Yes, I know that the Last Jedi came out. I also haven’t talked about philosophy in awhile. And it’s been a couple of weeks since I’ve written a chapter for Phil Whistle.
But what are you going to do about it?
Life’s tough. I’ve got a lot on my plate and I’ve got even more on my mind.
And with the release of the latest Star Wars film, it appears that the most famous franchise of all time is back on top. It might not have ever left the top. But what people have forgotten is that for a very brief moment in time…VERY brief…Star Trek appeared to have finally bested Star Wars with critics and fans.
The year was 2009.
Star Trek essentially went dormant for five or so years following the cancellation of Enterprise. It appeared as though Rick Berman drove the series into the ground. There were too many bland Trek shows saturating the TV landscape and audiences (along with Trekkies) had enough. Internet forums were flooded with debates over whether or not Trek should be revived or forever remain in retirement.
Then rumors began circulating: Paramount wanted to bring back Kirk and Spock. Suddenly, seemingly out of nowhere, JJ Abrams and his crack team of producers and writers were officially tasked with bringing Star Trek back to the big screen.
Trek was back, and it appeared that they wanted to do it RIGHT this time.
Star Wars, of course, was still insanely popular. But the prequels left the series slightly tainted. By the time Revenge of the Sith came out, audiences felt as though they were ready to get this thing over with.
George Lucas, the legend, overstayed his welcome with the series. It was the lowest point in Star Wars history. And then, all the sudden, it appeared as though Star Trek had all of the talent and anticipation.
When the 2009 film was released, I went to see it with a non-fan. After the opening sequence, the destruction of the USS Kelvin…one of the finest moments in Trek history, she looked over at me in amazement. I was speechless.
Was this Star Trek?
It looked as though the days of phoning in the makeup and special effects were over. This was Star Trek for the 21st Century.

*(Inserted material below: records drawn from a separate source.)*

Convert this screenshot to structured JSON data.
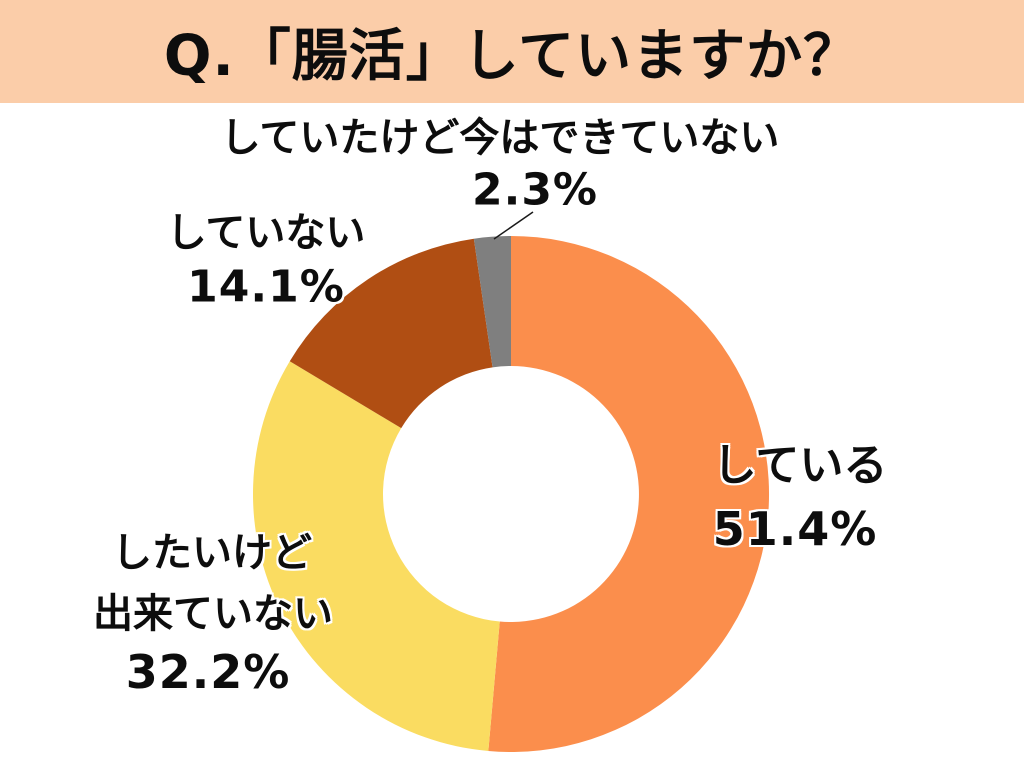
{
  "title": "Q.「腸活」していますか？",
  "chart_data": {
    "type": "pie",
    "subtype": "donut",
    "title": "Q.「腸活」していますか？",
    "unit": "%",
    "start_angle": "12 o'clock",
    "direction": "clockwise",
    "hole_ratio": 0.5,
    "legend_position": "outside labels with leader line on smallest slice",
    "slices": [
      {
        "label": "している",
        "value": 51.4,
        "display": "51.4%",
        "color": "#FB8E4C"
      },
      {
        "label": "したいけど出来ていない",
        "label_lines": [
          "したいけど",
          "出来ていない"
        ],
        "value": 32.2,
        "display": "32.2%",
        "color": "#FADC61"
      },
      {
        "label": "していない",
        "value": 14.1,
        "display": "14.1%",
        "color": "#B04E13"
      },
      {
        "label": "していたけど今はできていない",
        "value": 2.3,
        "display": "2.3%",
        "color": "#7F7F7F"
      }
    ]
  },
  "colors": {
    "banner_bg": "#FBCDA9",
    "page_bg": "#FFFFFF",
    "text": "#0D0D0D",
    "leader_line": "#1A1A1A"
  }
}
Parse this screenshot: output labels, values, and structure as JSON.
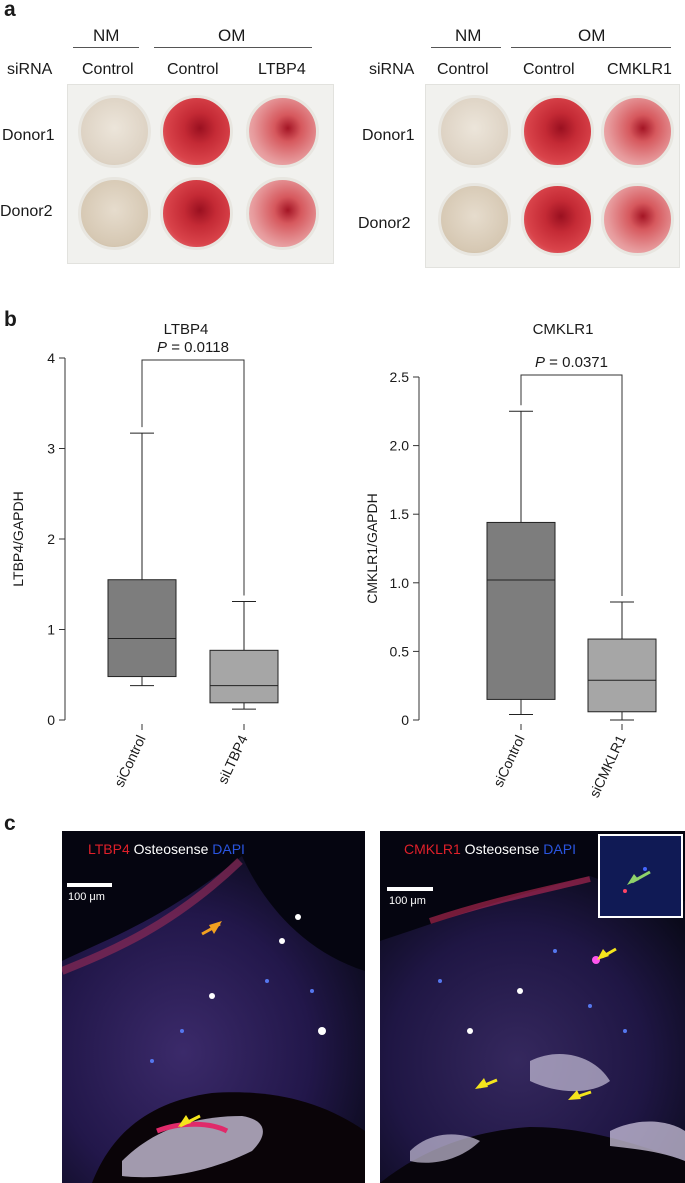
{
  "panel_a": {
    "letter": "a",
    "left": {
      "groups": [
        "NM",
        "OM"
      ],
      "sirna_label": "siRNA",
      "columns": [
        "Control",
        "Control",
        "LTBP4"
      ],
      "rows": [
        "Donor1",
        "Donor2"
      ]
    },
    "right": {
      "groups": [
        "NM",
        "OM"
      ],
      "sirna_label": "siRNA",
      "columns": [
        "Control",
        "Control",
        "CMKLR1"
      ],
      "rows": [
        "Donor1",
        "Donor2"
      ]
    }
  },
  "panel_b": {
    "letter": "b"
  },
  "chart_data": [
    {
      "type": "box",
      "title": "LTBP4",
      "ylabel": "LTBP4/GAPDH",
      "ylim": [
        0,
        4
      ],
      "yticks": [
        "0",
        "1",
        "2",
        "3",
        "4"
      ],
      "categories": [
        "siControl",
        "siLTBP4"
      ],
      "boxes": [
        {
          "min": 0.38,
          "q1": 0.48,
          "median": 0.9,
          "q3": 1.55,
          "max": 3.17
        },
        {
          "min": 0.12,
          "q1": 0.19,
          "median": 0.38,
          "q3": 0.77,
          "max": 1.31
        }
      ],
      "annotation": {
        "italic": "P",
        "text": " = 0.0118"
      },
      "colors": [
        "#7d7d7d",
        "#a6a6a6"
      ]
    },
    {
      "type": "box",
      "title": "CMKLR1",
      "ylabel": "CMKLR1/GAPDH",
      "ylim": [
        0,
        2.5
      ],
      "yticks": [
        "0",
        "0.5",
        "1.0",
        "1.5",
        "2.0",
        "2.5"
      ],
      "categories": [
        "siControl",
        "siCMKLR1"
      ],
      "boxes": [
        {
          "min": 0.04,
          "q1": 0.15,
          "median": 1.02,
          "q3": 1.44,
          "max": 2.25
        },
        {
          "min": 0.0,
          "q1": 0.06,
          "median": 0.29,
          "q3": 0.59,
          "max": 0.86
        }
      ],
      "annotation": {
        "italic": "P",
        "text": " = 0.0371"
      },
      "colors": [
        "#7d7d7d",
        "#a6a6a6"
      ]
    }
  ],
  "panel_c": {
    "letter": "c",
    "left": {
      "stain1": "LTBP4",
      "stain2": " Osteosense ",
      "stain3": "DAPI",
      "scale": "100 μm"
    },
    "right": {
      "stain1": "CMKLR1",
      "stain2": " Osteosense ",
      "stain3": "DAPI",
      "scale": "100 μm"
    },
    "colors": {
      "stain1": "#e0202a",
      "stain2": "#ffffff",
      "stain3": "#2a55e0",
      "arrow_left": "#f2a020",
      "arrow_right": "#f5e51c",
      "arrow_inset": "#8fd26a"
    }
  }
}
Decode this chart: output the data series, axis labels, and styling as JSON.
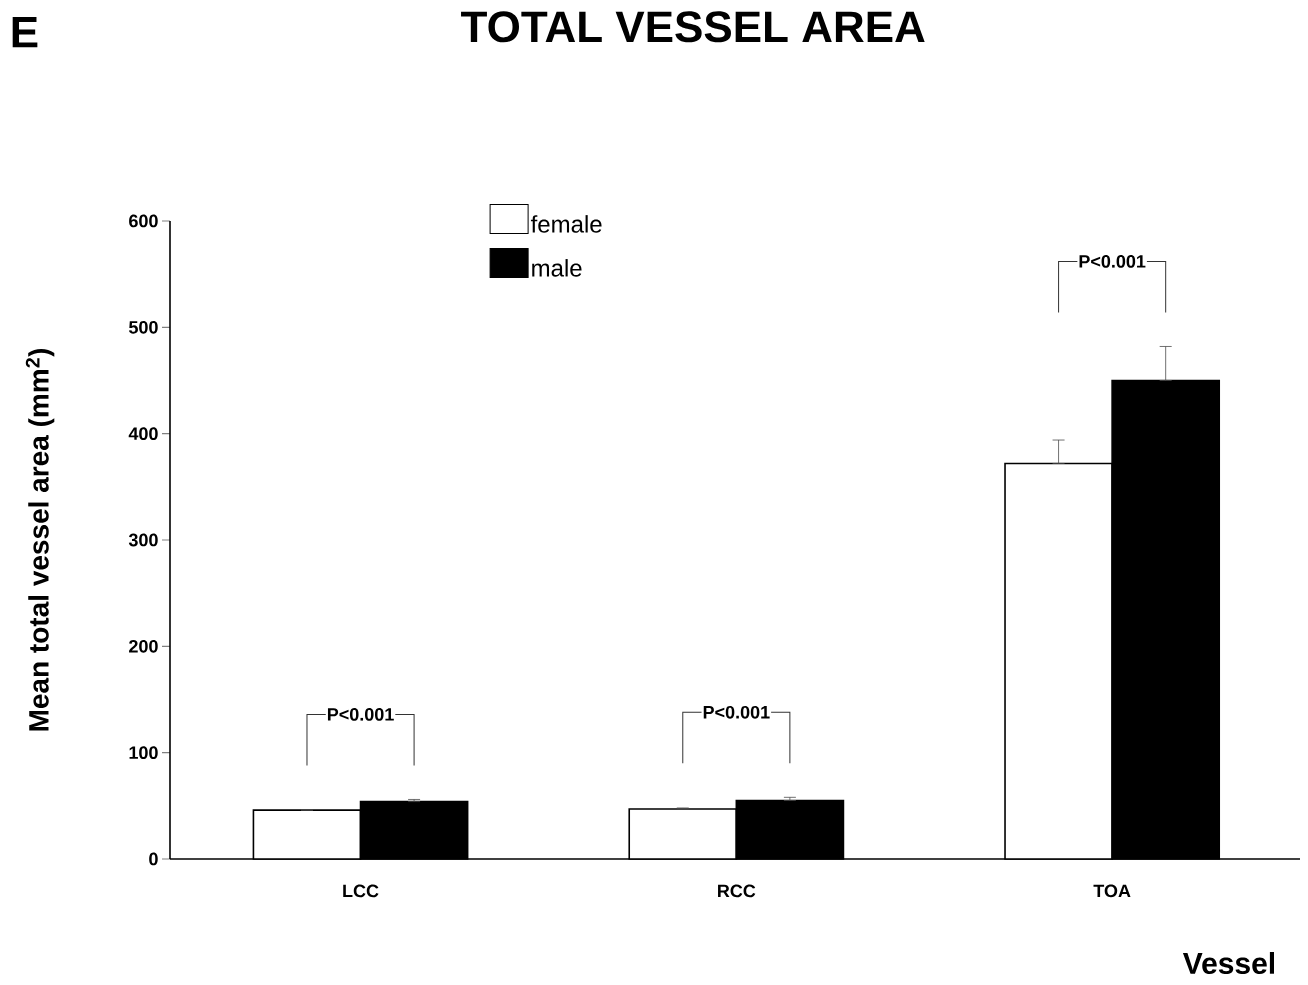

And it was popular with non-fans as well. Many bitched about the “lens flares”, but I felt that it added a sense of realism that was never quite felt in the series before. (Plus, many have tried to mimic that look ever since. I mean, I don’t know, but could the cinematography in ST09 be one of the most famous in film history?) It might not have been the most “Trek”-like in the series, but no one cared. It was fun and the public wanted more.
And then we waited.
Suddenly it was 2013.
I believe it was in 2012 when it was announced that Disney had purchased Star Wars….and JJ Abrams was going to direct the first film. Abrams never made it a secret that he was more of a Star Wars than a Trek fan. That’s understandable. All I expected of him and his crew was to deliver another Trek film…preferably in a timely manner.
By the time Alex Kurtzman and Bob Orci announced that they began writing the script for a sequel, my first reaction was “why did it take you so long?”. As I recall, they didn’t start work on it until two years after the release of ST09. Although the studio and producers said publicly that they were committed to doing Star Trek, they treated the lazily titled Star Trek Into Darkness like an assignment that they forgot about and then tried desperately to cram it in.
I felt temporarily relieved after watching Into Darkness on its opening day. Sure, it fell apart a bit in the second half and Khan being played by a white guy was a bit bothersome, but overall I thought it was worth the wait.
Then I watched it again.
And then again.
When we watch movies, there’s a degree of acceptability regarding plot holes and things in general not making sense. This is especially true with summer blockbusters. Star Trek Into Darkness abuses this trust.
It felt exactly like the writers waited until the last minute to write this thing.
Bob Orci…poor Bob, supposedly the one “true” Trek fan in the Abrams crew…has taken a lot of heat over the last few years because of this film. At one point, he got into an argument with a fan on the Trekmovie.com message boards. In other interviews, I’ve heard him be quite defensive. Orci and Kurtzman would not return to the third installment.
In the years between Into Darkness and Star Trek Beyond, my enthusiasm for this Abrams’ “Kelvin Timeline” plummeted. Into Darkness was such a bad film that it would even ruin the once great ST09 for me. When it was announced that Star Trek Beyond was in production, I grew more disillusioned. “Justin “Fast and the Furious” Lin is directing?”, I thought. When positive reviews were spilling out prior to release, I didn’t believe any of it. I went into the theater with low expectations, and somehow I still ended up being disappointed. But I did get slightly depressed when I as the nu-Kirk, Spock, and McCoy standing together in the last scene: so much potential for these guys that was never realized.
While I respect what Chris Pine, Zachary Quinto, Karl Urban, and the crew did with such iconic characters…they truly did what I previously thought was impossible…I sincerely hope that we’ve seen the last of this “Kelvin Timeline”.
I’m not really interested in seeing a “rebooted” ST:TNG in this universe.
While everyone will flock to see Star Wars over the coming weeks, I just wanted to recall a brief time when Star Trek appeared to have a similar future. And perhaps it will someday, in some “alternate timeline”.